Deux heures et trente minutes sans débander, entre rage et douceur, swing et tendresse, complaintes solitaires au piano et profondes éclates rock / hip hop. Seule frustration (en exceptant les rombières ayant passé la soirée à filmer l’intégralité du concert au téléphone – sic – plutôt que de la vivre de leurs propres yeux), l’absence de chansons extraites de Trash Yéyé (pourtant le meilleur Biolay). Présence de Chiara sur scène et dans les coulisses ? Reniement d’un album hargneux et revanchard ? Impossibilité d’adapter ces titres sous un angle symphonique (difficile à croire, là) ?

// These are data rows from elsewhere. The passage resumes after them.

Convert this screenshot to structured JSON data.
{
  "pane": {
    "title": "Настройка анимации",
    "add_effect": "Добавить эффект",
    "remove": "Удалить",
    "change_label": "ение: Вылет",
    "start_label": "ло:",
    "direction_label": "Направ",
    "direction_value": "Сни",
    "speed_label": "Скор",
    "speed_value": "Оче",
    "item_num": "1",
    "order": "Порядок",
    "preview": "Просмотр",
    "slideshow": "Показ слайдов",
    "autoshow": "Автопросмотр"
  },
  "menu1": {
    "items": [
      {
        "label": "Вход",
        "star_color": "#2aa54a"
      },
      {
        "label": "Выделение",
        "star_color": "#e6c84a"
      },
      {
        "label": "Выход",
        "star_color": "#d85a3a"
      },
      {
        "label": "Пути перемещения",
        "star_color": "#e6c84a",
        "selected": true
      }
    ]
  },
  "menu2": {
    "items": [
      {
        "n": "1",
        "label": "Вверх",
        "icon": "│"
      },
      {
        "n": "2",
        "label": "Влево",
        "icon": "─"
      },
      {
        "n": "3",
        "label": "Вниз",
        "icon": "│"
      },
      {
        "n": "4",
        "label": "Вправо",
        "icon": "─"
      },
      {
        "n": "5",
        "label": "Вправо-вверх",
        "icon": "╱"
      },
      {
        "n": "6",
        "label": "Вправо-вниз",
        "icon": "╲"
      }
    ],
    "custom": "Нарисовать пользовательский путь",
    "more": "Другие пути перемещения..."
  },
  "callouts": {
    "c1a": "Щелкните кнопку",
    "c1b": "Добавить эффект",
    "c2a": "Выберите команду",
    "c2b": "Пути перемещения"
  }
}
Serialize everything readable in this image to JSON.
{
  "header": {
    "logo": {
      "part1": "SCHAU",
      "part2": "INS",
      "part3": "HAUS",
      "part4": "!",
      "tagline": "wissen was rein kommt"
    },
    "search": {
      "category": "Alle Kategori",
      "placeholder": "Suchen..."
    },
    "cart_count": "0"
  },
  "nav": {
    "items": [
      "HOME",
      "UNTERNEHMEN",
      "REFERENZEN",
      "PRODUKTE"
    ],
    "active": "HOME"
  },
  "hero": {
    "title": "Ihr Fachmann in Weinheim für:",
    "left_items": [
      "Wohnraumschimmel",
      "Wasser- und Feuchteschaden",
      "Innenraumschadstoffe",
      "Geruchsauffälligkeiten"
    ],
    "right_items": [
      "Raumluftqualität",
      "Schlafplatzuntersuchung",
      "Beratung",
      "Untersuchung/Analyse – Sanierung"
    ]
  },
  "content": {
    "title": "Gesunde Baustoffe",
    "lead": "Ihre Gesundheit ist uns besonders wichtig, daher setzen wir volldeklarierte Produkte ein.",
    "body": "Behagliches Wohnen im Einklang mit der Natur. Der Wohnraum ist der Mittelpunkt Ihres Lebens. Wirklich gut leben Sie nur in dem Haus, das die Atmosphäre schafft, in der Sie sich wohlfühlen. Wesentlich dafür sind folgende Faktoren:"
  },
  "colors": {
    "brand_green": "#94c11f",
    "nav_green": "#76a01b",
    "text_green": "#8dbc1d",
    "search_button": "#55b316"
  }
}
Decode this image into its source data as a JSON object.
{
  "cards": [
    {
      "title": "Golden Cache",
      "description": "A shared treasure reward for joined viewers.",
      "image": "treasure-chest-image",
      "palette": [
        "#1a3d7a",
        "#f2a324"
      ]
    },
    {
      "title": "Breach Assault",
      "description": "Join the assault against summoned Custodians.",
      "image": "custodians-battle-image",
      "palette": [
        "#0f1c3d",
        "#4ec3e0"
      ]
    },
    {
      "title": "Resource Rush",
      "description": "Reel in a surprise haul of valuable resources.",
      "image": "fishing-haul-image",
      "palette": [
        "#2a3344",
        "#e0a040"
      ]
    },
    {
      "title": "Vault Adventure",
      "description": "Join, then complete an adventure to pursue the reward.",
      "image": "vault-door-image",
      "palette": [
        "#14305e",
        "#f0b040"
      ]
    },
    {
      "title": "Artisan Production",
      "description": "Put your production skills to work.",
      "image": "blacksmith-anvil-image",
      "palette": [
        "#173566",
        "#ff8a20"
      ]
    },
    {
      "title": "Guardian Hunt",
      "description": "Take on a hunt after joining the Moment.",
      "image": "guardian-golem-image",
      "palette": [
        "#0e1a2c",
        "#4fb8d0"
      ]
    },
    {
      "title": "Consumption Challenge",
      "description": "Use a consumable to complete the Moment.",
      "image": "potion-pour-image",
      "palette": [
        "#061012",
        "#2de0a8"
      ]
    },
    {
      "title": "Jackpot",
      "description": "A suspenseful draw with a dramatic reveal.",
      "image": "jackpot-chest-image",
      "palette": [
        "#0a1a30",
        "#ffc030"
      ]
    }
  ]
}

Qu’importe finalement la sélection parfois étrange de Biolay (il y avait une réelle mise en scène entre recueillements et chansons pour danser – d’où une frénésie sur la longueur que nous ne pensions réservée qu’à Bruce Springsteen). L’auteur de "Qu’est-ce que ça peut faire", s’il fallait encore le prouver, est aujourd’hui le Grand Commandeur de la chanson française. L’Artiste imprenable. Punk courtois façon Jacno / Elli Medeiros.